Su Yalıtımı ve Bina Dayanıklılığı: İnşaat Sektoründe Hayati Bir Konu
Su yalıtımının bina dayanıklılığı açısından kritik bir öneme sahip olduğunu vurgulayan İZODER Başkanı Emrullah Eruslu, suya maruz kalan bir donatının taşıma kapasitesinin zamanla azaldığını ve bu durumun binaların güvenliğini ciddi şekilde tehdit ettiğini belirtiyor. Zeminde yer alan nem, yeraltı suları, yağmur ve kar gibi etkenlerin betonarme binalarda korozyona yol açabileceğini ifade eden Eruslu, bu durumun binaların yıkıcı etkilerle karşı karşıya kalmasına neden olduğunu dile getiriyor. Özellikle Karadeniz Teknik Üniversitesi Öğretim Üyesi Prof. Dr. Şakir Erdoğdu’nun araştırmalarına göre, suya maruz kalan bir donatının taşıma kapasitesinin zamanla azaldığını ve bu durumun yapıların dayanıklılığını büyük ölçüde etkilediğini ortaya koyuyor. Bu nedenle, su yalıtımının bina inşasında hayati bir rol oynadığını belirten Eruslu, doğru malzeme ve işçilik ile yapılan su yalıtımının binaların uzun ömürlü olmasını sağladığını vurguluyor.

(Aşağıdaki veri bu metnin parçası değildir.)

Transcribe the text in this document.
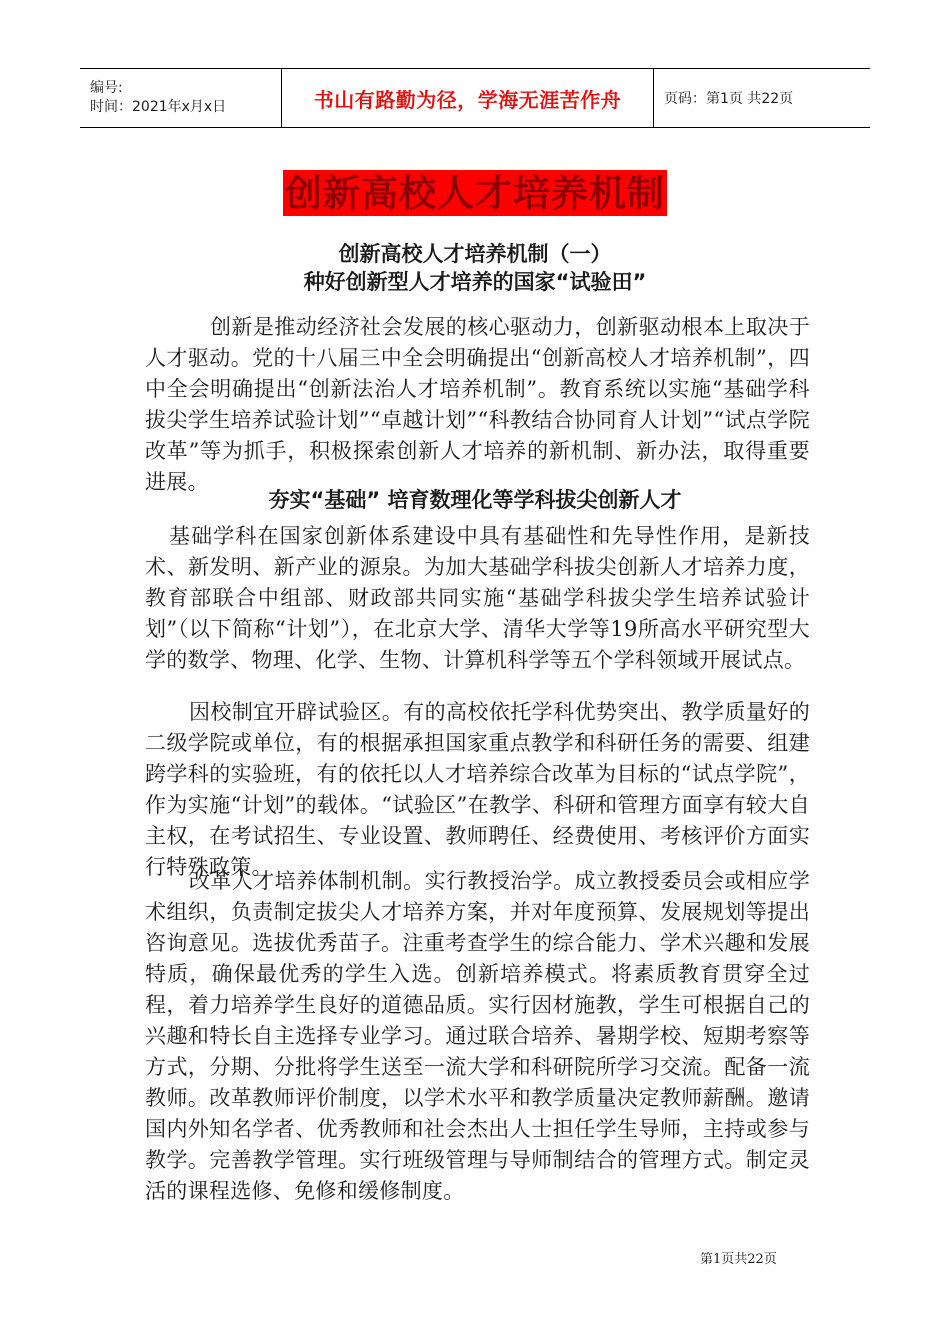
编号:
时间：2021年x月x日	书山有路勤为径，学海无涯苦作舟	页码：第1页 共22页
创新高校人才培养机制
创新高校人才培养机制（一）
种好创新型人才培养的国家“试验田”

创新是推动经济社会发展的核心驱动力，创新驱动根本上取决于人才驱动。党的十八届三中全会明确提出“创新高校人才培养机制”，四中全会明确提出“创新法治人才培养机制”。教育系统以实施“基础学科拔尖学生培养试验计划”“卓越计划”“科教结合协同育人计划”“试点学院改革”等为抓手，积极探索创新人才培养的新机制、新办法，取得重要进展。

夯实“基础” 培育数理化等学科拔尖创新人才

基础学科在国家创新体系建设中具有基础性和先导性作用，是新技术、新发明、新产业的源泉。为加大基础学科拔尖创新人才培养力度，教育部联合中组部、财政部共同实施“基础学科拔尖学生培养试验计划”（以下简称“计划”），在北京大学、清华大学等19所高水平研究型大学的数学、物理、化学、生物、计算机科学等五个学科领域开展试点。

因校制宜开辟试验区。有的高校依托学科优势突出、教学质量好的二级学院或单位，有的根据承担国家重点教学和科研任务的需要、组建跨学科的实验班，有的依托以人才培养综合改革为目标的“试点学院”，作为实施“计划”的载体。“试验区”在教学、科研和管理方面享有较大自主权，在考试招生、专业设置、教师聘任、经费使用、考核评价方面实行特殊政策。

改革人才培养体制机制。实行教授治学。成立教授委员会或相应学术组织，负责制定拔尖人才培养方案，并对年度预算、发展规划等提出咨询意见。选拔优秀苗子。注重考查学生的综合能力、学术兴趣和发展特质，确保最优秀的学生入选。创新培养模式。将素质教育贯穿全过程，着力培养学生良好的道德品质。实行因材施教，学生可根据自己的兴趣和特长自主选择专业学习。通过联合培养、暑期学校、短期考察等方式，分期、分批将学生送至一流大学和科研院所学习交流。配备一流教师。改革教师评价制度，以学术水平和教学质量决定教师薪酬。邀请国内外知名学者、优秀教师和社会杰出人士担任学生导师，主持或参与教学。完善教学管理。实行班级管理与导师制结合的管理方式。制定灵活的课程选修、免修和缓修制度。

第1页共22页
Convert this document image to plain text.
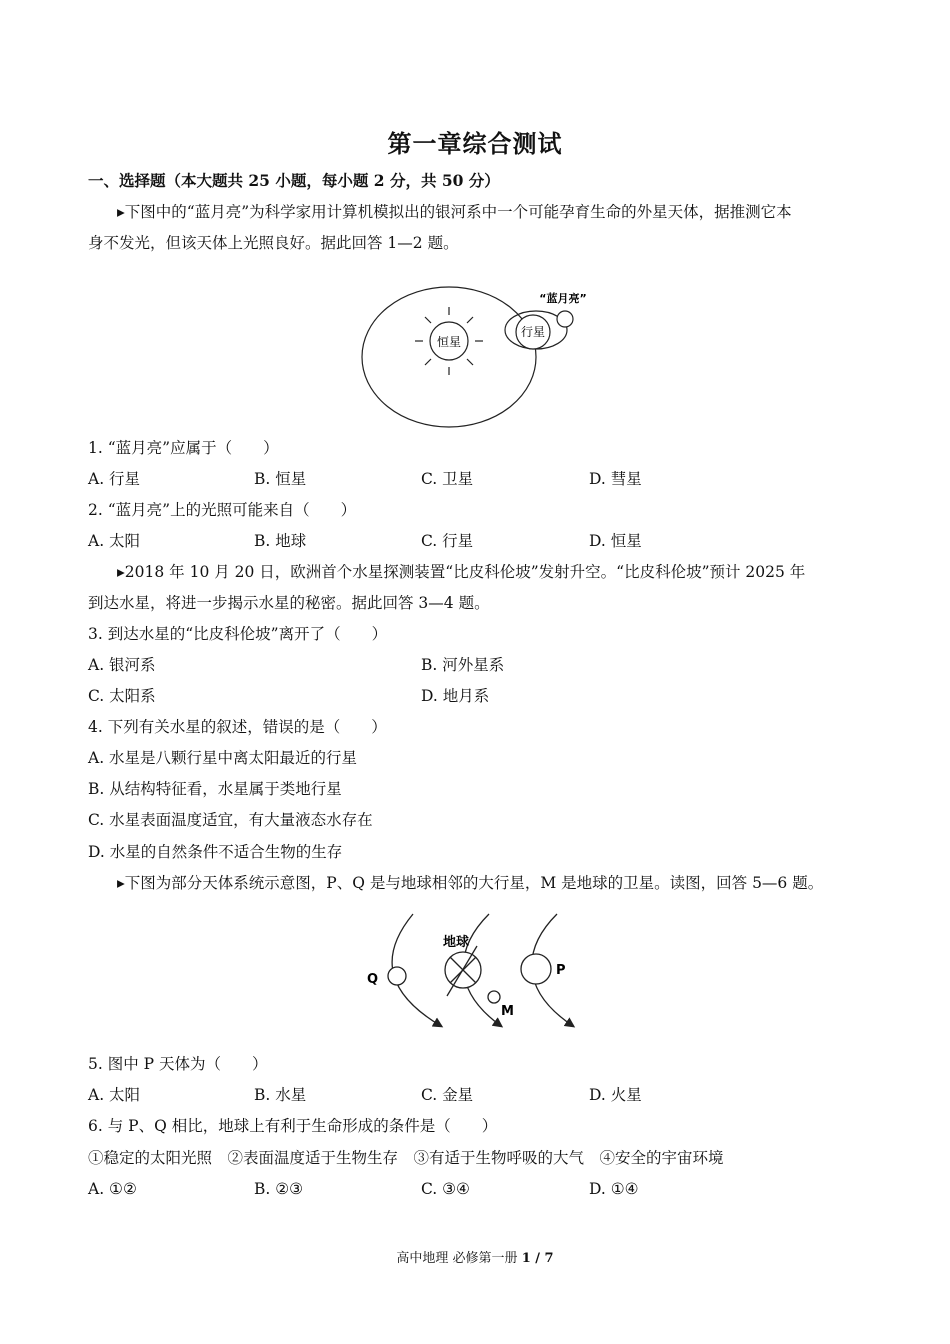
第一章综合测试
一、选择题（本大题共 25 小题，每小题 2 分，共 50 分）
▸下图中的“蓝月亮”为科学家用计算机模拟出的银河系中一个可能孕育生命的外星天体，据推测它本
身不发光，但该天体上光照良好。据此回答 1—2 题。
恒星
行星
“蓝月亮”
1. “蓝月亮”应属于（　　）
A. 行星	B. 恒星	C. 卫星	D. 彗星
2. “蓝月亮”上的光照可能来自（　　）
A. 太阳	B. 地球	C. 行星	D. 恒星
▸2018 年 10 月 20 日，欧洲首个水星探测装置“比皮科伦坡”发射升空。“比皮科伦坡”预计 2025 年
到达水星，将进一步揭示水星的秘密。据此回答 3—4 题。
3. 到达水星的“比皮科伦坡”离开了（　　）
A. 银河系	B. 河外星系
C. 太阳系	D. 地月系
4. 下列有关水星的叙述，错误的是（　　）
A. 水星是八颗行星中离太阳最近的行星
B. 从结构特征看，水星属于类地行星
C. 水星表面温度适宜，有大量液态水存在
D. 水星的自然条件不适合生物的生存
▸下图为部分天体系统示意图，P、Q 是与地球相邻的大行星，M 是地球的卫星。读图，回答 5—6 题。
Q
地球
M
P
5. 图中 P 天体为（　　）
A. 太阳	B. 水星	C. 金星	D. 火星
6. 与 P、Q 相比，地球上有利于生命形成的条件是（　　）
①稳定的太阳光照　②表面温度适于生物生存　③有适于生物呼吸的大气　④安全的宇宙环境
A. ①②	B. ②③	C. ③④	D. ①④
高中地理 必修第一册 1 / 7
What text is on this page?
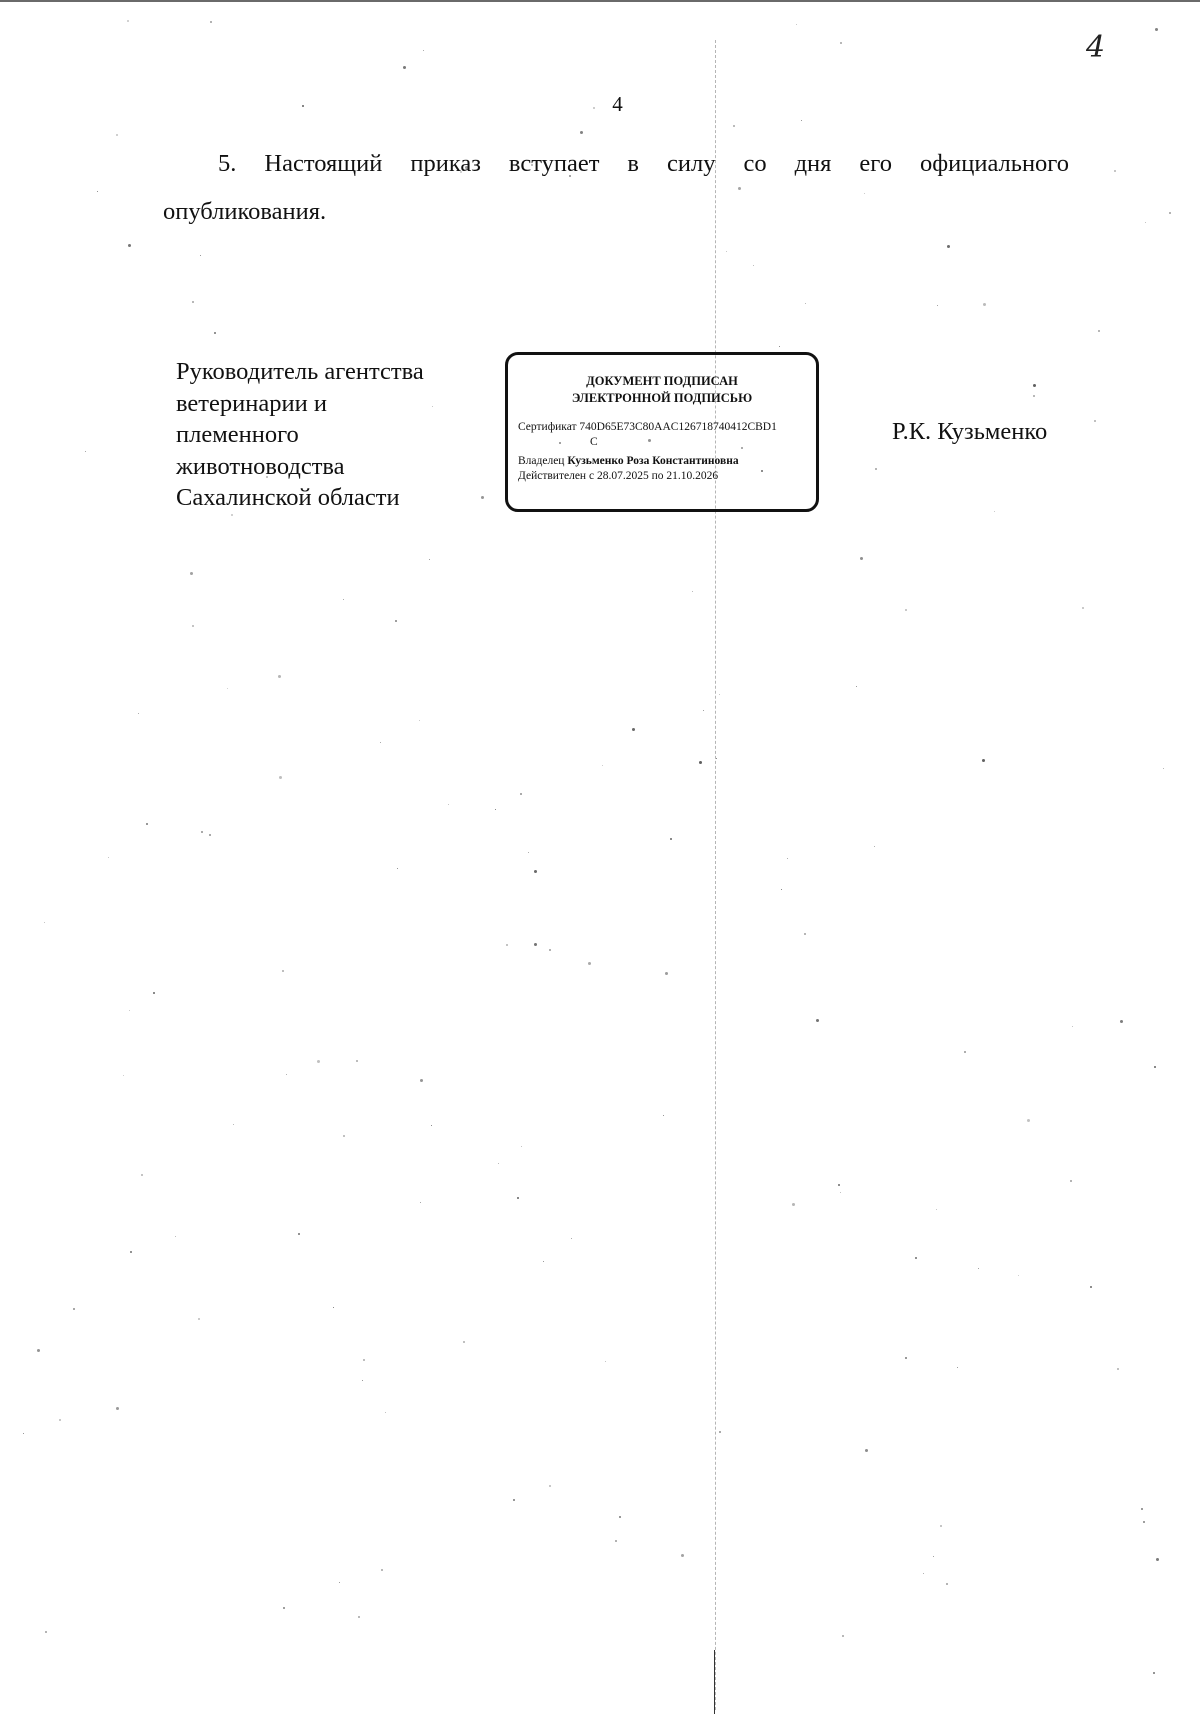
4
4
5. Настоящий приказ вступает в силу со дня его официального
опубликования.
Руководитель агентства
ветеринарии и
племенного
животноводства
Сахалинской области
ДОКУМЕНТ ПОДПИСАН
ЭЛЕКТРОННОЙ ПОДПИСЬЮ
Сертификат 740D65E73C80AAC126718740412CBD1
C
Владелец Кузьменко Роза Константиновна
Действителен с 28.07.2025 по 21.10.2026
Р.К. Кузьменко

İstanbul’da Güvenli Yapılaşma: Kritik Bir Aciliyet
İstanbul’da olası bir deprem durumunda büyük bir güvenlik riski altında olan binaların sayısının oldukça yüksek olduğunu belirten Emrullah Eruslu, İstanbul Büyükşehir Belediyesi ile yapılan çalışmalarda ortaya çıkan verilere dikkat çekiyor. 7,5 büyüklüğündeki bir senaryo depreminde İstanbul’daki binaların önemli bir bölümünün hasar göreceği tahmin edilirken, ağır ve çok ağır hasarlı binaların yeniden inşa edilmesi gerektiğini belirtiyor. Bu noktada, Türkiye genelinde mevcut bina stokunun incelenmesi, güvenli hale getirilebilecek binaların tespit edilmesi ve güvenli olmayan binaların kentsel dönüşüme tabi tutulması gerektiğini vurguluyor. İstanbul’da yaşanan bu acil durumun, ülke genelinde güvenli yapılaşmanın ne kadar önemli olduğunu bir kez daha gözler önüne serdiğini ifade eden Eruslu, binaların güvenliğinin sağlanması için alınması gereken tedbirler konusunda hassasiyetle durulması gerektiğini belirtiyor. Güvenli yapılaşma için su yalıtımının önemine vurgu yapan İZODER Başkanı, bu konuda kamuoyunun bilinçlenmesinin ve gerekli adımların atılmasının önemine dikkat çekiyor.